Small writes being split with fdatasync based on non-aligned partition ending

From: Jens Rosenboom
Date: Tue Feb 09 2016 - 08:02:20 EST

While trying to reproduce some performance issues I have been seeing
with Ceph, I have come across a strange behaviour which is seemingly
affected only by the end point (and thereby the size) of a partition
being an odd number of sectors. Since all documentation about
alignment only refers to the starting point of the partition, this was
pretty surprising and I would like to know whether this is expected
behaviour or maybe a kernel issue.

The command I am using is pretty simple:

fio --rw=randwrite --size=1G --fdatasync=1 --bs=4k
--filename=/dev/sdb2 --runtime=10 --name=test

The difference shows itself when the partition is created either by
sgdisk or by parted:

sgdisk --new=2:6000M: /dev/sdb

parted -s /dev/sdb mkpart osd-device-1-block 6291456000B 100%

The difference in the partition table looks like this:

< 2 6291456000B 1600320962559B 1594029506560B
> 2 6291456000B 1600321297919B 1594029841920B osd-device-1-block

So this is really only the end of the partition that is different.
However, in the first case, the 4k writes all get broken up into 512b
writes somewhere in the kernel, as can be seen with btrace:

8,16 3 36 0.000102666 8184 A WS 12353985 + 1 <- (8,18) 65985
8,16 3 37 0.000102739 8184 Q WS 12353985 + 1 [fio]
8,16 3 38 0.000102875 8184 M WS 12353985 + 1 [fio]
8,16 3 39 0.000103038 8184 A WS 12353986 + 1 <- (8,18) 65986
8,16 3 40 0.000103109 8184 Q WS 12353986 + 1 [fio]
8,16 3 41 0.000103196 8184 M WS 12353986 + 1 [fio]
8,16 3 42 0.000103335 8184 A WS 12353987 + 1 <- (8,18) 65987
8,16 3 43 0.000103403 8184 Q WS 12353987 + 1 [fio]
8,16 3 44 0.000103489 8184 M WS 12353987 + 1 [fio]
8,16 3 45 0.000103609 8184 A WS 12353988 + 1 <- (8,18) 65988
8,16 3 46 0.000103678 8184 Q WS 12353988 + 1 [fio]
8,16 3 47 0.000103767 8184 M WS 12353988 + 1 [fio]
8,16 3 48 0.000103879 8184 A WS 12353989 + 1 <- (8,18) 65989
8,16 3 49 0.000103947 8184 Q WS 12353989 + 1 [fio]
8,16 3 50 0.000104035 8184 M WS 12353989 + 1 [fio]
8,16 3 51 0.000104150 8184 A WS 12353990 + 1 <- (8,18) 65990
8,16 3 52 0.000104219 8184 Q WS 12353990 + 1 [fio]
8,16 3 53 0.000104307 8184 M WS 12353990 + 1 [fio]
8,16 3 54 0.000104452 8184 A WS 12353991 + 1 <- (8,18) 65991
8,16 3 55 0.000104520 8184 Q WS 12353991 + 1 [fio]
8,16 3 56 0.000104609 8184 M WS 12353991 + 1 [fio]
8,16 3 57 0.000104885 8184 I WS 12353984 + 8 [fio]
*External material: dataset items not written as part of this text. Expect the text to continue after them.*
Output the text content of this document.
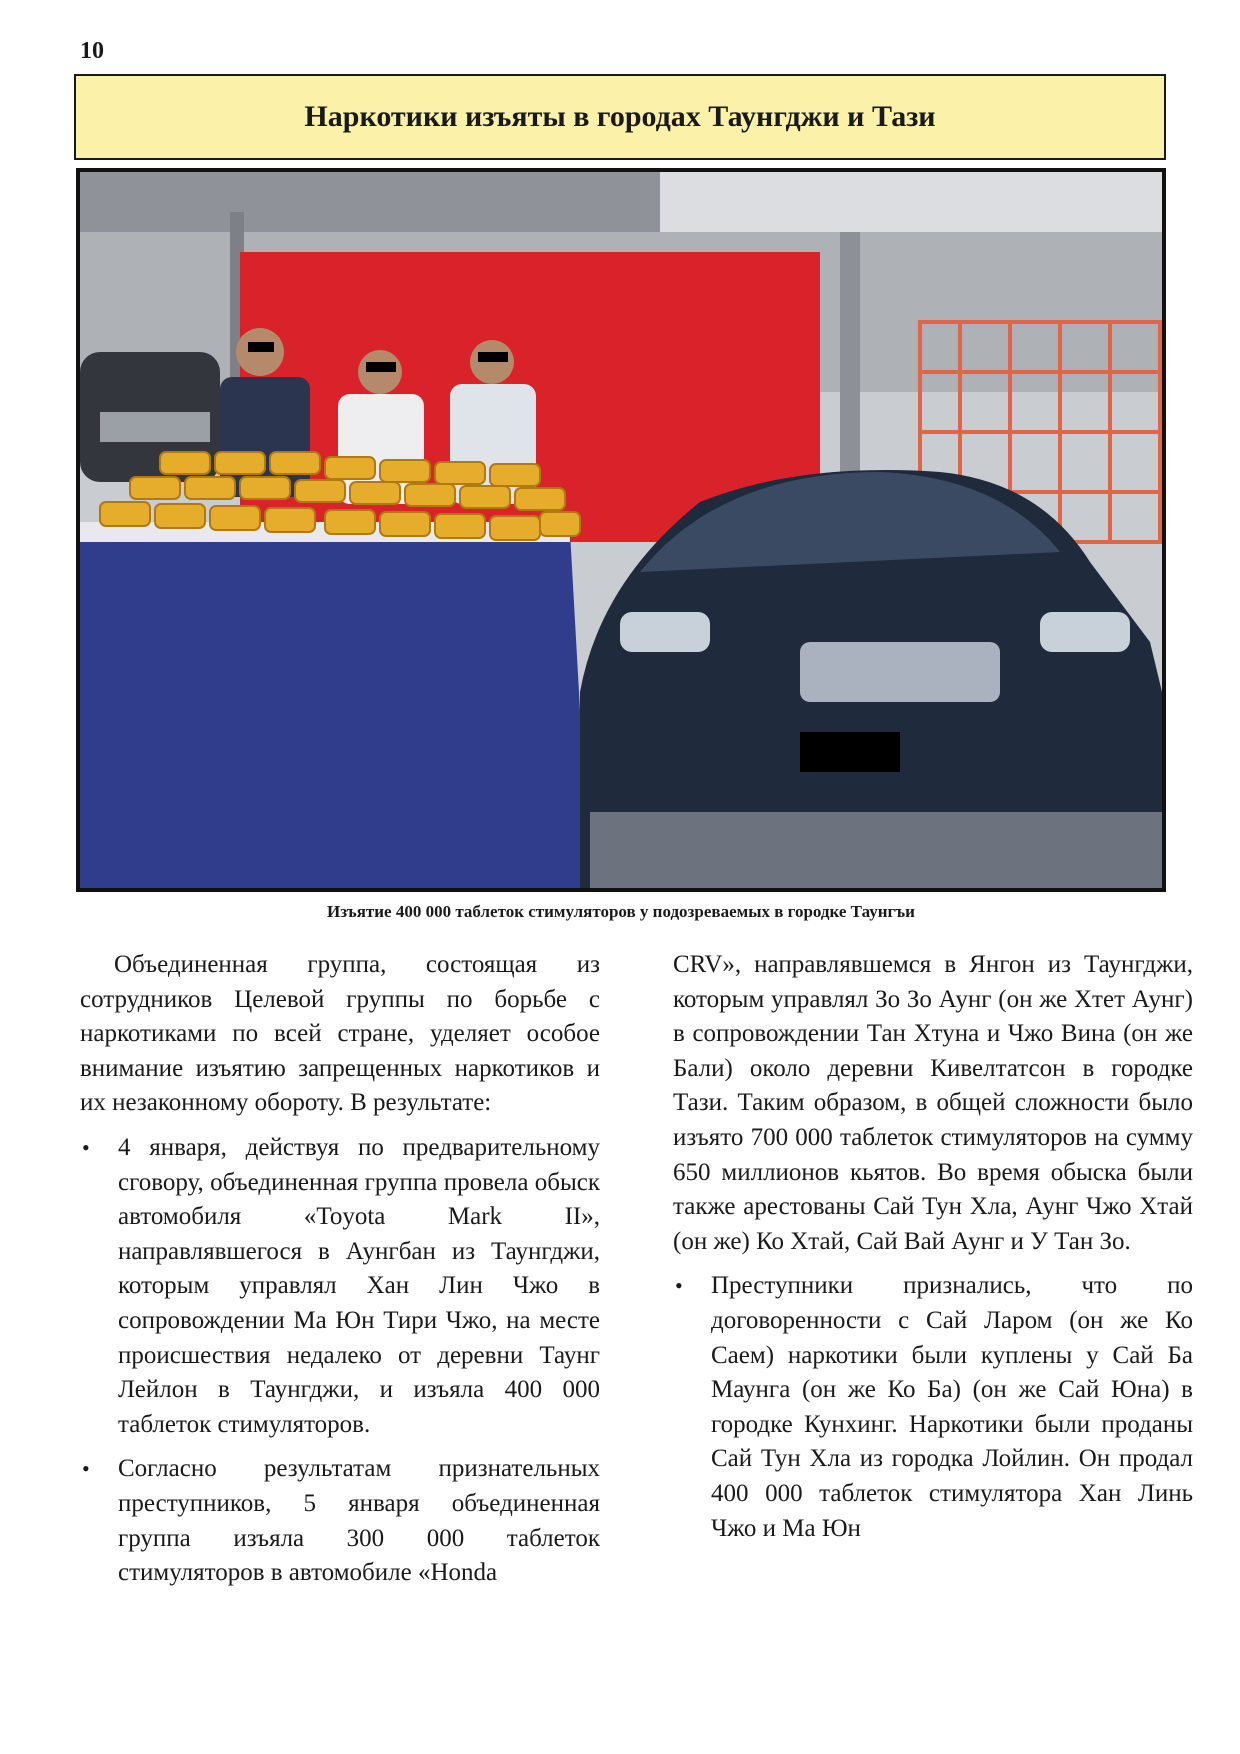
10
Наркотики изъяты в городах Таунгджи и Тази
Изъятие 400 000 таблеток стимуляторов у подозреваемых в городке Таунгъи

Объединенная группа, состоящая из сотрудников Целевой группы по борьбе с наркотиками по всей стране, уделяет особое внимание изъятию запрещенных наркотиков и их незаконному обороту. В результате:

• 4 января, действуя по предварительному сговору, объединенная группа провела обыск автомобиля «Toyota Mark II», направлявшегося в Аунгбан из Таунгджи, которым управлял Хан Лин Чжо в сопровождении Ма Юн Тири Чжо, на месте происшествия недалеко от деревни Таунг Лейлон в Таунгджи, и изъяла 400 000 таблеток стимуляторов.
• Согласно результатам признательных преступников, 5 января объединенная группа изъяла 300 000 таблеток стимуляторов в автомобиле «Honda

CRV», направлявшемся в Янгон из Таунгджи, которым управлял Зо Зо Аунг (он же Хтет Аунг) в сопровождении Тан Хтуна и Чжо Вина (он же Бали) около деревни Кивелтатсон в городке Тази. Таким образом, в общей сложности было изъято 700 000 таблеток стимуляторов на сумму 650 миллионов кьятов. Во время обыска были также арестованы Сай Тун Хла, Аунг Чжо Хтай (он же) Ко Хтай, Сай Вай Аунг и У Тан Зо.

• Преступники признались, что по договоренности с Сай Ларом (он же Ко Саем) наркотики были куплены у Сай Ба Маунга (он же Ко Ба) (он же Сай Юна) в городке Кунхинг. Наркотики были проданы Сай Тун Хла из городка Лойлин. Он продал 400 000 таблеток стимулятора Хан Линь Чжо и Ма Юн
whereas in the second case, I'm getting the expected 4k writes:

8,16 6 42 1266874889.659842036 8409 A WS 12340232 + 8 <-
(8,18) 52232
8,16 6 43 1266874889.659842167 8409 Q WS 12340232 + 8 [fio]
8,16 6 44 1266874889.659842393 8409 G WS 12340232 + 8 [fio]

The above examples are from running with an SSD, where the small
writes get merged together again before hitting the block device,
which is still pretty o.k. performance wise. But when I run the same
test on some NVMe device, the writes do not get merged, instead the
performance drops to less then 10% of what I get in the second case.
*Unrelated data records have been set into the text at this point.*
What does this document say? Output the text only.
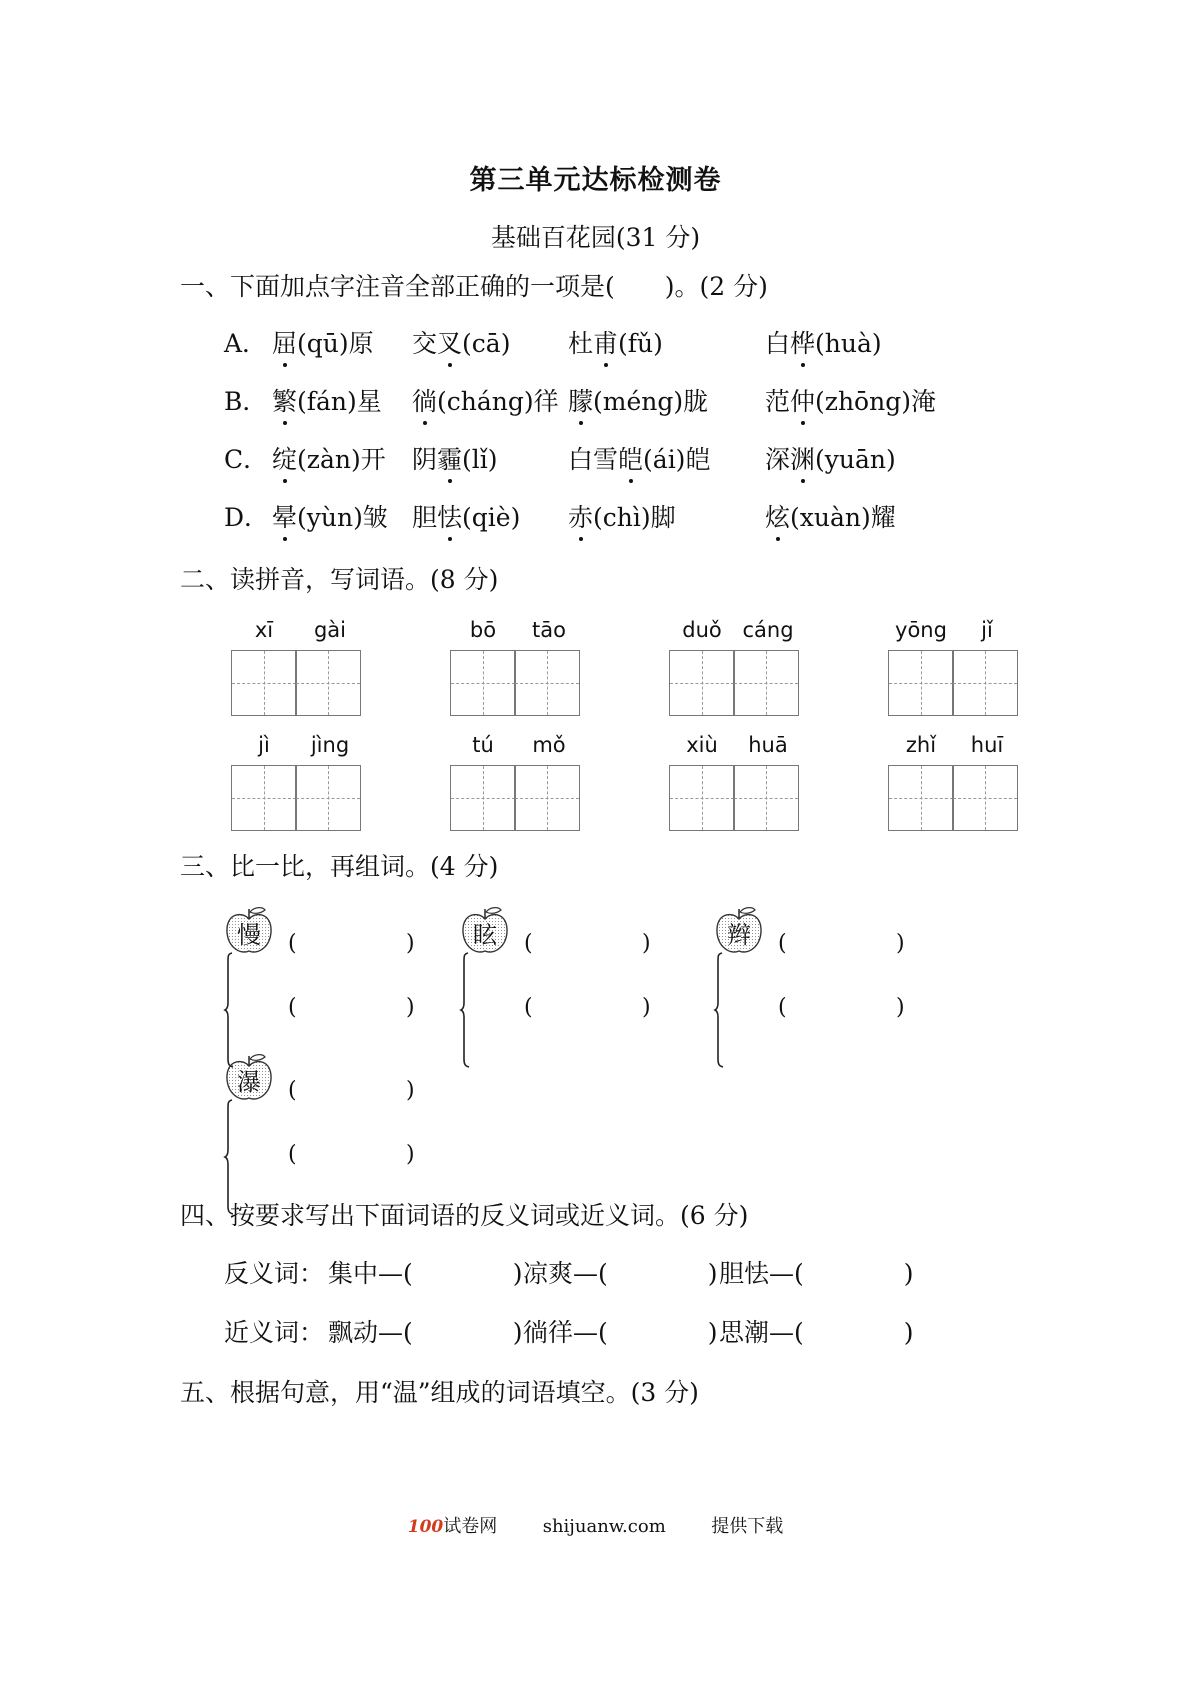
第三单元达标检测卷
基础百花园(31 分)
一、下面加点字注音全部正确的一项是(　　)。(2 分)
A． 屈(qū)原 交叉(cā) 杜甫(fǔ)	白桦(huà)
B． 繁(fán)星 徜(cháng)徉 朦(méng)胧 范仲(zhōng)淹
C． 绽(zàn)开 阴霾(lǐ)	白雪皑(ái)皑 深渊(yuān)
D． 晕(yùn)皱 胆怯(qiè) 赤(chì)脚	炫(xuàn)耀
二、读拼音，写词语。(8 分)
xī	gài	bō	tāo	duǒ cáng	yōng	jǐ
jì	jìng	tú	mǒ	xiù	huā	zhǐ	huī
三、比一比，再组词。(4 分)
慢	(	)
(	)
眩	(	)
(	)
辫	(	)
(	)
瀑	(	)
(	)
四、按要求写出下面词语的反义词或近义词。(6 分)
反义词： 集中—(　　　　) 凉爽—(　　　　) 胆怯—(　　　　)
近义词： 飘动—(　　　　) 徜徉—(　　　　) 思潮—(　　　　)
五、根据句意，用“温”组成的词语填空。(3 分)
100试卷网	shijuanw.com	提供下载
If this is indeed expected behaviour from the kernel pov, it might
need some better documentation and probably sgdisk should also be
enhanced to align the end of the partition as well. FWIW, this happens
on a stock 4.4.0 kernel as well as recent Ubuntu and CentOS kernels.